Hasan Hastürer

Halkı düşünmeyen, hiçbir düşünce değerli olamaz…

‘John Maynard Keynes (1883-1946) radikal düşünceleriyle ekonomide yeni bir akım başlatan Britanyalı iktisatçı. Ekonomik durgunlukla mücadelede müdahaleci para ve maliye politikalarını savunmasıyla tanınır.’

Geçen hafta DAÜ’de Ekonomi ve Finansla ilgili oldukça yararlı bir panel vardı.

Enflasyon hiç kuşkusuz en önemli sorunların belki de ilk sırasına konularak konuşuldu.

Keynes’in özet görüşü, sunuş sırasında görsel hale de getirildi.

İşte Keynes’ten üç öne çıkarma:

‘ …Enflasyon her yerde her zaman tahrip eder, tehlikelidir.

…Ekonomik sorunları sıralayın, işsizlik, durgunluk, enflasyon…Öncelikle çözülmesi gereken enflasyondur.

… Çünkü Lenin’in dediği gibi enflasyon, toplumu ve devleti çürütür, çökertir, büyük belirsizlik yaratır.
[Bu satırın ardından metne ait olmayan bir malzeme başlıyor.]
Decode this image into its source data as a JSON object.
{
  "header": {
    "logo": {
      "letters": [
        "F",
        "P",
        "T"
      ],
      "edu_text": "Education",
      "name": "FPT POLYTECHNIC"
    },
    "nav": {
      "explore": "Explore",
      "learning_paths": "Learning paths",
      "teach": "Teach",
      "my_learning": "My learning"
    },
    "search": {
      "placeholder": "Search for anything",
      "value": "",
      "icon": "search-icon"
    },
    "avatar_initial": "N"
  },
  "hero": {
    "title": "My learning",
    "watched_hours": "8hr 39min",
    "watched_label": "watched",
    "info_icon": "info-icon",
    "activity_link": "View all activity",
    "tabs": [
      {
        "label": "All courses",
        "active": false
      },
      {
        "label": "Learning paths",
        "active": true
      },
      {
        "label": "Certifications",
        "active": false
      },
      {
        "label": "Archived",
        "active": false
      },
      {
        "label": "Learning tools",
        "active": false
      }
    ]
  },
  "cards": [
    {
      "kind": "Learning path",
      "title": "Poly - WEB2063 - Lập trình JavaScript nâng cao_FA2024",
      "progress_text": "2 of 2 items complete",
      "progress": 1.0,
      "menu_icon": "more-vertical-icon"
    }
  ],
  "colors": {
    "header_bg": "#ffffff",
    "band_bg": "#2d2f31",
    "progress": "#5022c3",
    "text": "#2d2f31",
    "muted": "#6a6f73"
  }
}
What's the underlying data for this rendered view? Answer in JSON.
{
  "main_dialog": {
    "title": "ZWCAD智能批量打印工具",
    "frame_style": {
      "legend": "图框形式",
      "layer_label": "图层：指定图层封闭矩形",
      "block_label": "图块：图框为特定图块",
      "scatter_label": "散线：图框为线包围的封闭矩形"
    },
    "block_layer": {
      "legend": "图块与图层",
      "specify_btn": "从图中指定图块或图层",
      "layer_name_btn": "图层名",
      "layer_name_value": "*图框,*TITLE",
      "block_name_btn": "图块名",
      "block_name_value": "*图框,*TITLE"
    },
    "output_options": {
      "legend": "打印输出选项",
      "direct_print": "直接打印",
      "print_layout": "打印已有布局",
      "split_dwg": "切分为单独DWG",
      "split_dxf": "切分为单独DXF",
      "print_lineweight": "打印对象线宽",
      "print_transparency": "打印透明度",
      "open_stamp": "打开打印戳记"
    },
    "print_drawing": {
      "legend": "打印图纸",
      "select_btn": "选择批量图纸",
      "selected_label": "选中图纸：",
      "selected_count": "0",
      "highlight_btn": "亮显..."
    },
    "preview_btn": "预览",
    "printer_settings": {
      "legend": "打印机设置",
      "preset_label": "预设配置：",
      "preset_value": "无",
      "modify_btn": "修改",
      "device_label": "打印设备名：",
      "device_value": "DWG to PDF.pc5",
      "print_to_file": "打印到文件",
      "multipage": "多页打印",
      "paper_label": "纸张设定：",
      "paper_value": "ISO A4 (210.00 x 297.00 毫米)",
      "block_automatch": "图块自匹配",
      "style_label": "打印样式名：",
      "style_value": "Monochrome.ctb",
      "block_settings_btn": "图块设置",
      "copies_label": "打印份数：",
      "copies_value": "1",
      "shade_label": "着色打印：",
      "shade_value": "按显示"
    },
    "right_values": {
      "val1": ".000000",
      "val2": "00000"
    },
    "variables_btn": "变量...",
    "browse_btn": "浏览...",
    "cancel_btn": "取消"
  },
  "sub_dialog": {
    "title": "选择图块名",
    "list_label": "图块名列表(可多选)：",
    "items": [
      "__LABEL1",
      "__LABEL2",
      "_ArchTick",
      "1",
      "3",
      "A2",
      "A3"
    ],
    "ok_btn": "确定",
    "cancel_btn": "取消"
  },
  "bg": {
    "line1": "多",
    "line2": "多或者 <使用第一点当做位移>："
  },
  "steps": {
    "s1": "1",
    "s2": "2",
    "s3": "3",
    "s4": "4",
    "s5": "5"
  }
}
Nitekim Almanya, Rusya, Macaristan’da devlet çökmüştür.

***

Enflasyon, hem Türkiye’nin, hem de KKTC’nin en büyük derdi, hatta baş belasıdır.
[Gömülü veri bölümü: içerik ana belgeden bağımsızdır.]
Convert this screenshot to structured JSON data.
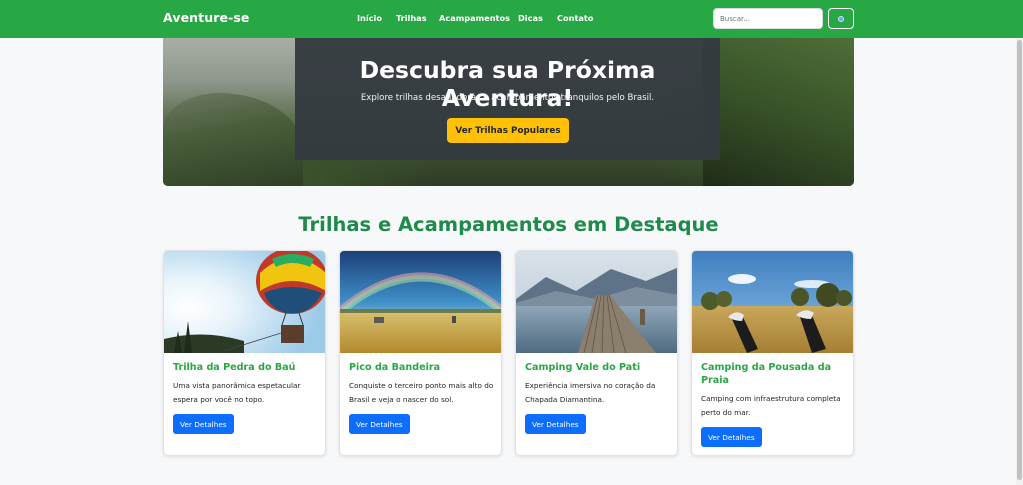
{
  "navbar": {
    "brand": "Aventure-se",
    "links": [
      "Início",
      "Trilhas",
      "Acampamentos",
      "Dicas",
      "Contato"
    ],
    "search_placeholder": "Buscar...",
    "search_button_icon": "search-icon"
  },
  "hero": {
    "title": "Descubra sua Próxima Aventura!",
    "subtitle": "Explore trilhas desafiadoras e acampamentos tranquilos pelo Brasil.",
    "button_label": "Ver Trilhas Populares"
  },
  "featured": {
    "title": "Trilhas e Acampamentos em Destaque",
    "cards": [
      {
        "title": "Trilha da Pedra do Baú",
        "text": "Uma vista panorâmica espetacular espera por você no topo.",
        "button": "Ver Detalhes",
        "image": "hot-air-balloon"
      },
      {
        "title": "Pico da Bandeira",
        "text": "Conquiste o terceiro ponto mais alto do Brasil e veja o nascer do sol.",
        "button": "Ver Detalhes",
        "image": "rainbow-field"
      },
      {
        "title": "Camping Vale do Pati",
        "text": "Experiência imersiva no coração da Chapada Diamantina.",
        "button": "Ver Detalhes",
        "image": "lake-pier"
      },
      {
        "title": "Camping da Pousada da Praia",
        "text": "Camping com infraestrutura completa perto do mar.",
        "button": "Ver Detalhes",
        "image": "feet-in-field"
      }
    ]
  },
  "colors": {
    "navbar": "#28a745",
    "heading": "#1e8b4a",
    "primary_button": "#0d6efd",
    "hero_button": "#ffc107"
  }
}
Enflasyona paralel, maaş ve ücretlerin, bırakın yılda üç kez düzenlenmesini, her ay düzenlense de, öldürücü zararı ortadan kalkmaz.

Bizde hayat pahalılığının belirlenmesine, fiyat hareketi takip edilen ürün ve hizmetler listesi vardır.
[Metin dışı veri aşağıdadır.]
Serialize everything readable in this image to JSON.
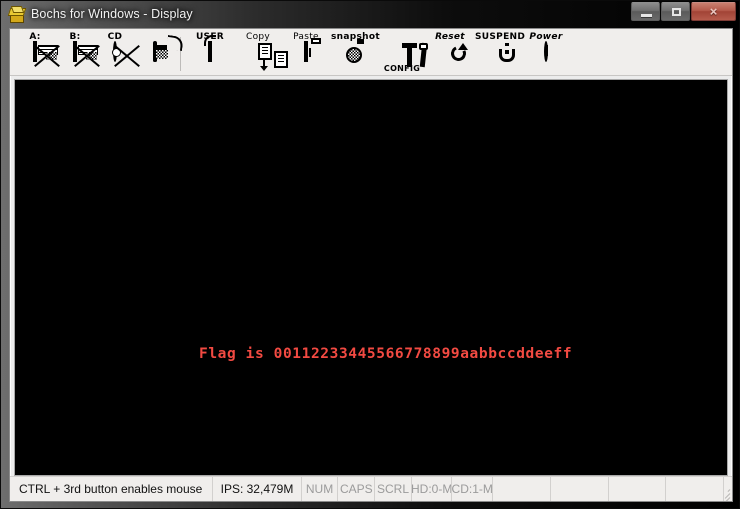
{
  "window": {
    "title": "Bochs for Windows - Display",
    "icon": "bochs-logo-icon",
    "controls": {
      "minimize": "–",
      "maximize": "☐",
      "close": "×"
    }
  },
  "toolbar": {
    "items": [
      {
        "label": "A:",
        "icon": "floppy-a-icon",
        "disabled": true
      },
      {
        "label": "B:",
        "icon": "floppy-b-icon",
        "disabled": true
      },
      {
        "label": "CD",
        "icon": "cdrom-icon",
        "disabled": true
      },
      {
        "label": "",
        "icon": "mouse-disabled-icon",
        "disabled": true
      },
      {
        "label": "USER",
        "icon": "keyboard-icon",
        "disabled": false
      },
      {
        "label": "Copy",
        "icon": "copy-icon",
        "disabled": false
      },
      {
        "label": "Paste",
        "icon": "paste-icon",
        "disabled": false
      },
      {
        "label": "snapshot",
        "icon": "camera-icon",
        "disabled": false
      },
      {
        "label": "CONFIG",
        "icon": "config-tools-icon",
        "disabled": false
      },
      {
        "label": "Reset",
        "icon": "reset-icon",
        "disabled": false
      },
      {
        "label": "SUSPEND",
        "icon": "suspend-icon",
        "disabled": false
      },
      {
        "label": "Power",
        "icon": "power-icon",
        "disabled": false
      }
    ]
  },
  "display": {
    "background_color": "#000000",
    "text_color": "#f24a42",
    "console_line": "Flag is 00112233445566778899aabbccddeeff"
  },
  "statusbar": {
    "message": "CTRL + 3rd button enables mouse",
    "ips": "IPS: 32,479M",
    "indicators": [
      "NUM",
      "CAPS",
      "SCRL"
    ],
    "drives": [
      "HD:0-M",
      "CD:1-M"
    ],
    "empty_panes": [
      "",
      "",
      "",
      "",
      ""
    ]
  }
}
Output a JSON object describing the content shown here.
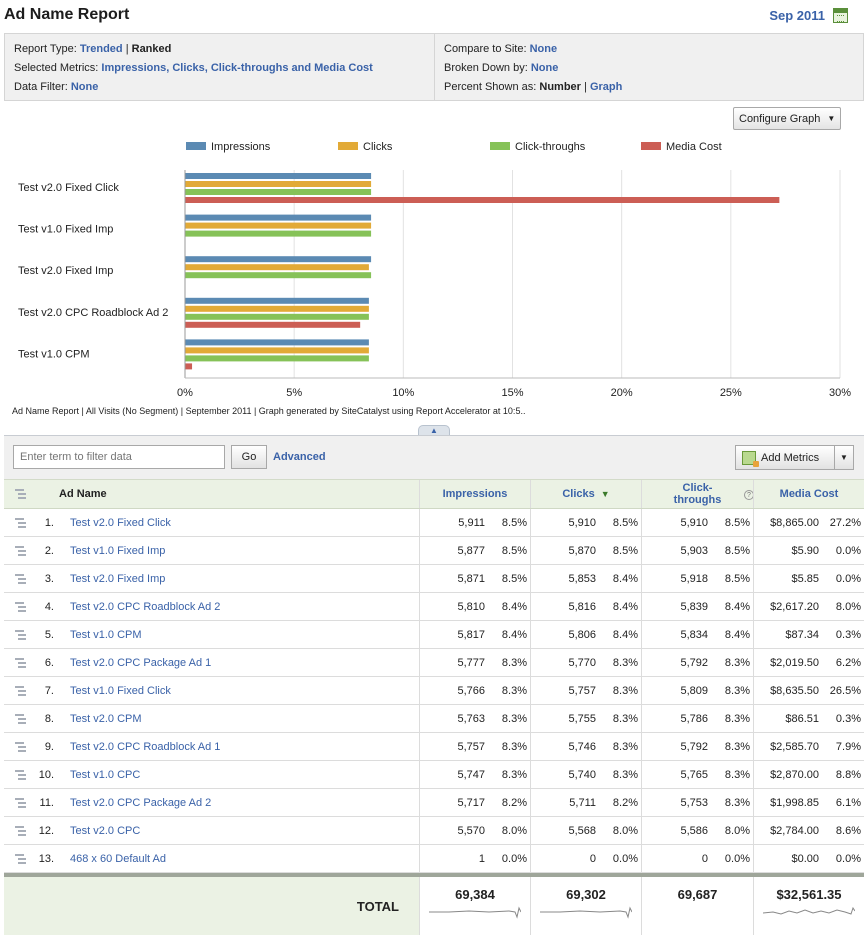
{
  "header": {
    "title": "Ad Name Report",
    "date": "Sep 2011"
  },
  "info": {
    "report_type_label": "Report Type: ",
    "report_type_trended": "Trended",
    "report_type_sep": " | ",
    "report_type_ranked": "Ranked",
    "metrics_label": "Selected Metrics: ",
    "metrics_value": "Impressions, Clicks, Click-throughs and Media Cost",
    "filter_label": "Data Filter: ",
    "filter_value": "None",
    "compare_label": "Compare to Site: ",
    "compare_value": "None",
    "broken_label": "Broken Down by: ",
    "broken_value": "None",
    "percent_label": "Percent Shown as: ",
    "percent_number": "Number",
    "percent_sep": " | ",
    "percent_graph": "Graph"
  },
  "chart_controls": {
    "configure_label": "Configure Graph"
  },
  "chart_data": {
    "type": "bar",
    "orientation": "horizontal",
    "categories": [
      "Test v2.0 Fixed Click",
      "Test v1.0 Fixed Imp",
      "Test v2.0 Fixed Imp",
      "Test v2.0 CPC Roadblock Ad 2",
      "Test v1.0 CPM"
    ],
    "series": [
      {
        "name": "Impressions",
        "color": "#5b8ab3",
        "values": [
          8.5,
          8.5,
          8.5,
          8.4,
          8.4
        ]
      },
      {
        "name": "Clicks",
        "color": "#e2aa37",
        "values": [
          8.5,
          8.5,
          8.4,
          8.4,
          8.4
        ]
      },
      {
        "name": "Click-throughs",
        "color": "#86c258",
        "values": [
          8.5,
          8.5,
          8.5,
          8.4,
          8.4
        ]
      },
      {
        "name": "Media Cost",
        "color": "#cc5e55",
        "values": [
          27.2,
          0.0,
          0.0,
          8.0,
          0.3
        ]
      }
    ],
    "xlim": [
      0,
      30
    ],
    "xticks": [
      "0%",
      "5%",
      "10%",
      "15%",
      "20%",
      "25%",
      "30%"
    ],
    "grid": true,
    "legend": "top"
  },
  "chart_footer": "Ad Name Report | All Visits (No Segment) | September 2011 | Graph generated by SiteCatalyst using Report Accelerator at 10:5..",
  "toolbar": {
    "filter_placeholder": "Enter term to filter data",
    "go_label": "Go",
    "advanced_label": "Advanced",
    "add_metrics_label": "Add Metrics"
  },
  "table": {
    "headers": {
      "name": "Ad Name",
      "impressions": "Impressions",
      "clicks": "Clicks",
      "click_throughs_1": "Click-",
      "click_throughs_2": "throughs",
      "media_cost": "Media Cost"
    },
    "rows": [
      {
        "rank": "1.",
        "name": "Test v2.0 Fixed Click",
        "imp": "5,911",
        "imp_pct": "8.5%",
        "clk": "5,910",
        "clk_pct": "8.5%",
        "ct": "5,910",
        "ct_pct": "8.5%",
        "cost": "$8,865.00",
        "cost_pct": "27.2%"
      },
      {
        "rank": "2.",
        "name": "Test v1.0 Fixed Imp",
        "imp": "5,877",
        "imp_pct": "8.5%",
        "clk": "5,870",
        "clk_pct": "8.5%",
        "ct": "5,903",
        "ct_pct": "8.5%",
        "cost": "$5.90",
        "cost_pct": "0.0%"
      },
      {
        "rank": "3.",
        "name": "Test v2.0 Fixed Imp",
        "imp": "5,871",
        "imp_pct": "8.5%",
        "clk": "5,853",
        "clk_pct": "8.4%",
        "ct": "5,918",
        "ct_pct": "8.5%",
        "cost": "$5.85",
        "cost_pct": "0.0%"
      },
      {
        "rank": "4.",
        "name": "Test v2.0 CPC Roadblock Ad 2",
        "imp": "5,810",
        "imp_pct": "8.4%",
        "clk": "5,816",
        "clk_pct": "8.4%",
        "ct": "5,839",
        "ct_pct": "8.4%",
        "cost": "$2,617.20",
        "cost_pct": "8.0%"
      },
      {
        "rank": "5.",
        "name": "Test v1.0 CPM",
        "imp": "5,817",
        "imp_pct": "8.4%",
        "clk": "5,806",
        "clk_pct": "8.4%",
        "ct": "5,834",
        "ct_pct": "8.4%",
        "cost": "$87.34",
        "cost_pct": "0.3%"
      },
      {
        "rank": "6.",
        "name": "Test v2.0 CPC Package Ad 1",
        "imp": "5,777",
        "imp_pct": "8.3%",
        "clk": "5,770",
        "clk_pct": "8.3%",
        "ct": "5,792",
        "ct_pct": "8.3%",
        "cost": "$2,019.50",
        "cost_pct": "6.2%"
      },
      {
        "rank": "7.",
        "name": "Test v1.0 Fixed Click",
        "imp": "5,766",
        "imp_pct": "8.3%",
        "clk": "5,757",
        "clk_pct": "8.3%",
        "ct": "5,809",
        "ct_pct": "8.3%",
        "cost": "$8,635.50",
        "cost_pct": "26.5%"
      },
      {
        "rank": "8.",
        "name": "Test v2.0 CPM",
        "imp": "5,763",
        "imp_pct": "8.3%",
        "clk": "5,755",
        "clk_pct": "8.3%",
        "ct": "5,786",
        "ct_pct": "8.3%",
        "cost": "$86.51",
        "cost_pct": "0.3%"
      },
      {
        "rank": "9.",
        "name": "Test v2.0 CPC Roadblock Ad 1",
        "imp": "5,757",
        "imp_pct": "8.3%",
        "clk": "5,746",
        "clk_pct": "8.3%",
        "ct": "5,792",
        "ct_pct": "8.3%",
        "cost": "$2,585.70",
        "cost_pct": "7.9%"
      },
      {
        "rank": "10.",
        "name": "Test v1.0 CPC",
        "imp": "5,747",
        "imp_pct": "8.3%",
        "clk": "5,740",
        "clk_pct": "8.3%",
        "ct": "5,765",
        "ct_pct": "8.3%",
        "cost": "$2,870.00",
        "cost_pct": "8.8%"
      },
      {
        "rank": "11.",
        "name": "Test v2.0 CPC Package Ad 2",
        "imp": "5,717",
        "imp_pct": "8.2%",
        "clk": "5,711",
        "clk_pct": "8.2%",
        "ct": "5,753",
        "ct_pct": "8.3%",
        "cost": "$1,998.85",
        "cost_pct": "6.1%"
      },
      {
        "rank": "12.",
        "name": "Test v2.0 CPC",
        "imp": "5,570",
        "imp_pct": "8.0%",
        "clk": "5,568",
        "clk_pct": "8.0%",
        "ct": "5,586",
        "ct_pct": "8.0%",
        "cost": "$2,784.00",
        "cost_pct": "8.6%"
      },
      {
        "rank": "13.",
        "name": "468 x 60 Default Ad",
        "imp": "1",
        "imp_pct": "0.0%",
        "clk": "0",
        "clk_pct": "0.0%",
        "ct": "0",
        "ct_pct": "0.0%",
        "cost": "$0.00",
        "cost_pct": "0.0%"
      }
    ],
    "total": {
      "label": "TOTAL",
      "imp": "69,384",
      "clk": "69,302",
      "ct": "69,687",
      "cost": "$32,561.35"
    }
  }
}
Konunun uzmanlarına göre, özellikle gıda ürünlerinde ciddi ve de istikrarlı bir fiyat denetimi sağlanmasıyla enflasyonun, hissedilirliği ciddi anlamda aşağılara çekilebilir.

***

Et ya da en genel anlamda hayvansal ürünlerin tüketiminde geleneksel, kültürel bir alışkanlığımız vardır.

Yirmi kusur yıldır, et fiyatlarıyla ilgili tıpkı bugünkü gibi tartışmalar var.

Etin pahalılığı gündemin ön sıralarına geldiği zaman kasaplar, hayvancıları, hayvancılar, kasapları suçlar.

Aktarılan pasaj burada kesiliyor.